Harry Potter

Sometimes I think that the worst thing you can do as a parent is watch the news. Why do we do it? I mean, it’s not like we need any help when it comes to imagining terrible things happening to our kids—one parent I know described it as “like having a horror movie playing constantly in your head.” And yet, despite the fact that our worrying is usually turned up to to eleven already, we watch the news and it’s like our worrying finds a whole new gear. There you are, minding your own business, worrying about the normal things parents worry about—things like maybe you somehow overlooked an abandoned well in your backyard, or that your child will be exposed to anthrax on their way home from school when—wham! —the news comes on and you find out that there are horrors you never even considered. Movie theaters. Marathons. Classrooms.

Yes, there’s no denying that the events of the last few weeks and months have made it rather difficult to be a parent. Whether it is happening in Aurora, or Newtown, or Boston, or even, most recently, Cleveland, the thought that random and senseless acts of violence could be directed at children—anybody’s children—can’t help but make all parents feel a terrible sort of sympathetic horror and helplessness.

I know I certainly have, which is why I have found myself turning once again to what, for me, is a constant source of strength and comfort: the Book. The Book that explains everything—good, evil, love, hate, fear, hope, betrayal, forgiveness—in a way that makes sense to both me and my children, and always has. And not only does it explain all of these things easily and well, it does so with such charm and humor that I don’t mind going back to it again and again, even when times are not troubled.

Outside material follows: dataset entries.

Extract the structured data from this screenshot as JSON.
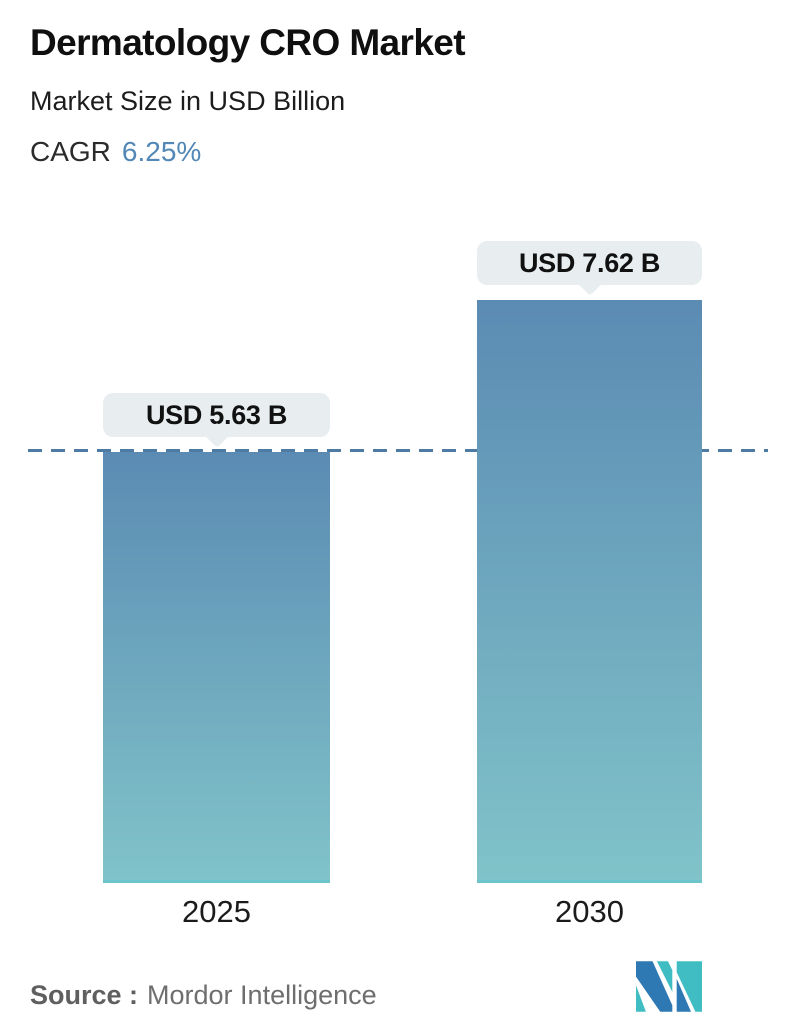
{
  "header": {
    "title": "Dermatology CRO Market",
    "subtitle": "Market Size in USD Billion",
    "cagr_label": "CAGR",
    "cagr_value": "6.25%"
  },
  "chart_data": {
    "type": "bar",
    "title": "Dermatology CRO Market",
    "ylabel": "Market Size in USD Billion",
    "unit": "USD Billion",
    "categories": [
      "2025",
      "2030"
    ],
    "values": [
      5.63,
      7.62
    ],
    "value_labels": [
      "USD 5.63 B",
      "USD 7.62 B"
    ],
    "cagr_percent": 6.25,
    "ylim": [
      0,
      7.62
    ],
    "grid": false,
    "legend": "none",
    "reference_line": {
      "value": 5.63,
      "style": "dashed"
    }
  },
  "footer": {
    "source_label": "Source :",
    "source_value": "Mordor Intelligence"
  },
  "colors": {
    "title_text": "#0f0f0f",
    "cagr_value_text": "#5287b6",
    "bar_gradient_top": "#5b8bb3",
    "bar_gradient_bottom": "#80c3c9",
    "dashed_line": "#4d7ba4",
    "tooltip_bg": "#e8eef0",
    "tooltip_text": "#111111",
    "axis_label_text": "#1b1b1b",
    "source_text": "#6e6e6e",
    "logo_teal": "#3fbdc2",
    "logo_blue": "#2e79b3"
  }
}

I am speaking, of course, of that greatest of all great books: Harry Potter. What, you thought I meant some other book? No: I prefer my fictional talking snakes without any extra misogyny and homophobia, thank you.

When people first learn that we are atheist parents, with potentially atheist children (I would no more believe I could decide my children’s level of religiosity for them than I could their sexuality), they are often curious as to how we approach things like the Boston Marathon bombing and the murders at Newtown. “But who (or what) do you turn to?” they ask. And I answer them: Harry Potter.

I’m not being facetious. And I’m sure I’m not alone. Just as I’m sure that other parents in the generations before me turned to Luke Skywalker, or Bilbo Baggins, or even King Arthur, there is something that is comforting about returning again and again to a character who chooses good over evil every single time. And if it happens to be a fictional character, well, so much the better, because fictional characters are the creations of ordinary men and women who dared to dream of a world where goodness was achievable. Where in the end, good always triumphs. No matter how many trials (or books) there are along the way.

Sometimes I think that that is all our children (or anyone else, for that matter) really needs: hope. That and the belief that there is more good than bad in the world. That for every crazy person intent on hurting people there are fifty more who are willing to put down their Big Macs and go help. (You know what I’m saying, bro?)

I realize that for some people the only place they can imagine finding such reassurance is in some kind of spirituality, complete with the promise of “better worlds to come,” but as for me, I think I’ll stick with Harry Potter. After all: with Harry Potter, you get dragons.